Looking backwards, an understanding of how a particular human being has lived through time is essential to understanding the way in which certain goods will, and will not, be of benefit now for that person. In the context of established relationships with others, how a good must be pursued in order to fully benefit another takes a specific shape: given the contours of a marriage over time, for example, husbands typically know that certain gifts will please, and certain forms of respect will be appreciated by, their wives, while other forms, acceptable for a different couple, would be experienced as strange and alienating.

This temporally specific quality to the pursuit of goods with and for another suggests that our treatment of those who have lived among us, but are now radically impaired, should be affected by the shape of those previously existing relationships. The way of life lived by a person now in a persistent vegetative state—a life that typically will have been lived with others, within a certain family-specific “culture”—might have consequences for the forms of good his caregivers should now pursue for him. Why, for example, would family members play music of a form detested by the patient in his presence, or decorate his hospital ward in a way known to be disliked?

On the other hand, particular ways of showing affection, developed through time with the patient, might still be especially appropriate even when the patient cannot actively respond to those gestures. A family-specific way of life, for example—styles of dress and decoration, forms of communication, jokes, religious symbols, and the like—should perhaps be extended as much as possible into the life of a no-longer conscious patient. Thus parents of a PVS child will hope to bring friends to visit, and to take meals, celebrate holidays, and pray together in the presence of their unconscious child, and even, if possible, to care for the child in the home. If this suggestion is correct, then the form that the general good of sociality and solidarity should take would thus be specified by the patient’s and the family’s past.

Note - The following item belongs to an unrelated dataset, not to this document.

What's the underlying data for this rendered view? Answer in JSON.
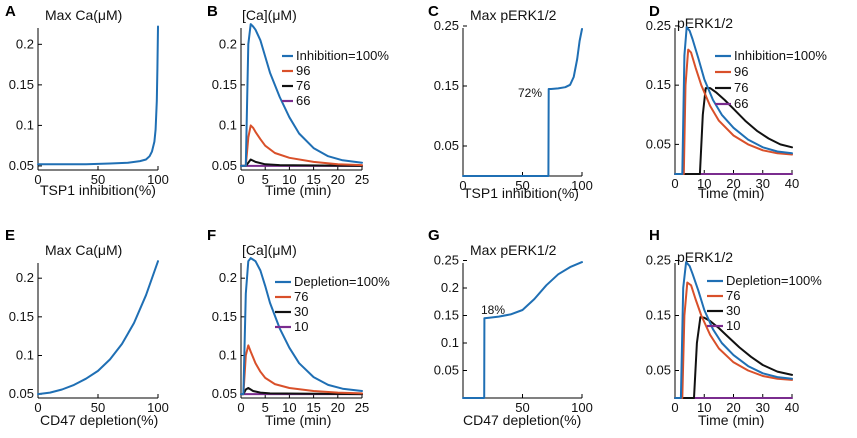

We must be able to situate human beings in their presently existing condition, and to situate their present opportunities for goods, into a larger temporal frame that includes their past and future. This is essential if we are to recognize that those human beings are a part of our human community, and that they can, like more active members of that community, be really benefited and really harmed by our choices. And these abilities are evidenced by our lived experience, and, in particular, by the practice of parents, husbands, wives, children, and friends who realize, in the lives of their charges, the goods of life, play, beauty, justice, and solidarity from conception to natural death.